Fui una mujer maltratada. No una víctima, prefiero llamarme superviviente, sobreviví a él, al mal más puro, o simplemente nada, sin etiquetas. Me maltrataron, pero seguí adelante. Ahora he aprendido de todo aquello, pero en el momento en que lo estaba sufriendo… la verdad, si os soy sincera, miro atrás y no me reconozco. Aquella versión de mí era una yo que no encuentro, que no hallo en ninguna parte de mi persona, sé que era yo porque está en mi memoria, pero a veces pienso que no tiene nada que ver conmigo. Y eso fue por él. La culpa fue tuya, y maldigo tu nombre y a ti, JL.

Fuiste tú. Fuiste tú quien me hizo creer que te necesitaba, que yo no era nada sin ti. En definitiva, que yo no era nada. Empezaste como un salvador a lomos de un caballo blanco: ante una situación muy dura que estaba viviendo, tú parecías ser el único que me entendías, el único que me extendía su mano, quien quería ayudarme, darme la mano y un abrazo de consuelo. Por eso confié en ti: porque creía que solo te tenía a ti y no tenía a nadie. ¡Me sentía tan sola y triste! Pero tú, al principio, estabas a mi lado en todo momento, a cualquier hora, diciéndome una y otra vez lo maravillosa que era, la luz que desprendía y, sobre todo, que tú eras el único en verlo. Mi familia y mis amistades eran todos unos desgraciados que no sabían ver lo fantástica que yo era, suerte que habías aparecido tú.

 

El tiempo pasó. Y empezaste a hacer cosas extrañas: meterte con mis faldas cuando yo creía que te encantaban, decirme que no saliera sola, enfadarte si lo hacía. Mi teléfono móvil pasó de estar en mi poder a siempre tenerlo tú con una facilidad que hoy me asombra. Una vocecita, suave al principio y violenta después, empezó a sonar en mi cabeza: «Eres muy rara, nadie te aguantará. Eres muy difícil de tratar e insoportable. Nadie te va a querer excepto yo. Recuérdalo: nadie más te querrá». Era tu voz. Tu voz, tu voz día tras día, hijo de puta, hasta que tu palabra se hizo verdad y ley.

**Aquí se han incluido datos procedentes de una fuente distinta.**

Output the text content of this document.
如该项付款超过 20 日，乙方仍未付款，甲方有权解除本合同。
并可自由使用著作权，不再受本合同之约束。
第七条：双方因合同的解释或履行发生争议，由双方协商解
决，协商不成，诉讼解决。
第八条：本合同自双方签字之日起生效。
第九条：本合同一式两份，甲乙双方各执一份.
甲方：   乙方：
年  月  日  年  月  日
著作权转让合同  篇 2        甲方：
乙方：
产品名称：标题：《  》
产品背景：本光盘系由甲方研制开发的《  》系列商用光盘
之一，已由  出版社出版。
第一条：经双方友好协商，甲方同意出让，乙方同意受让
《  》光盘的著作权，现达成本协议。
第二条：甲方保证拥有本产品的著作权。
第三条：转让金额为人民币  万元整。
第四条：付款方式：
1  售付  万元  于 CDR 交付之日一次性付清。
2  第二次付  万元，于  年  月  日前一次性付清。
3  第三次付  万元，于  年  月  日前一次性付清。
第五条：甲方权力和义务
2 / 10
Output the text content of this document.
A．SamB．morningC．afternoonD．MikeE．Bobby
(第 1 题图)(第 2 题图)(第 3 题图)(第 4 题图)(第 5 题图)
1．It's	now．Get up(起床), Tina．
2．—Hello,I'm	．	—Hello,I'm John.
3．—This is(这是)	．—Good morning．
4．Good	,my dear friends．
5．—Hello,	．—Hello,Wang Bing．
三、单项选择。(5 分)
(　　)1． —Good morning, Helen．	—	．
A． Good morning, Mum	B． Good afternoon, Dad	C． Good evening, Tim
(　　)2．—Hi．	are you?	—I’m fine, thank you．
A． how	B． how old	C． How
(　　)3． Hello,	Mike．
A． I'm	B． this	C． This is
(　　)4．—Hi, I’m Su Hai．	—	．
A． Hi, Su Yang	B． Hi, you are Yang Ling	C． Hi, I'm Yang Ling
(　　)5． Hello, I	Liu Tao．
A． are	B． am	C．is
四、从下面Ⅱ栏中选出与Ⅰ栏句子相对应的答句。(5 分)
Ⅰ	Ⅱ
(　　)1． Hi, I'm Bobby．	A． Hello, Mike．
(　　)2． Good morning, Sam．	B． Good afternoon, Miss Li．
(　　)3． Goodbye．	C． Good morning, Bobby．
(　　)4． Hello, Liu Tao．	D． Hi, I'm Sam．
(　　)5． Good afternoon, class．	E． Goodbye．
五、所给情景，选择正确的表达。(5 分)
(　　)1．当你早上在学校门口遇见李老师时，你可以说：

Al principio no te creía, claro. Pensaba que decías tonterías. Pero poco a poco, y cuando me encontré atrapada, sin móvil, contraseñas privadas, sin poder salir de tu casa y profundamente insultada y herida física y psicológicamente, desperté. Debía huir. Tú me mantenías muerta, pero yo quería vivir. Tomé el tren de huir de ti y jamás me arrepentí de mi decisión. Volví a nacer cuando te dije adiós, y tú ya estás muerto. Para siempre.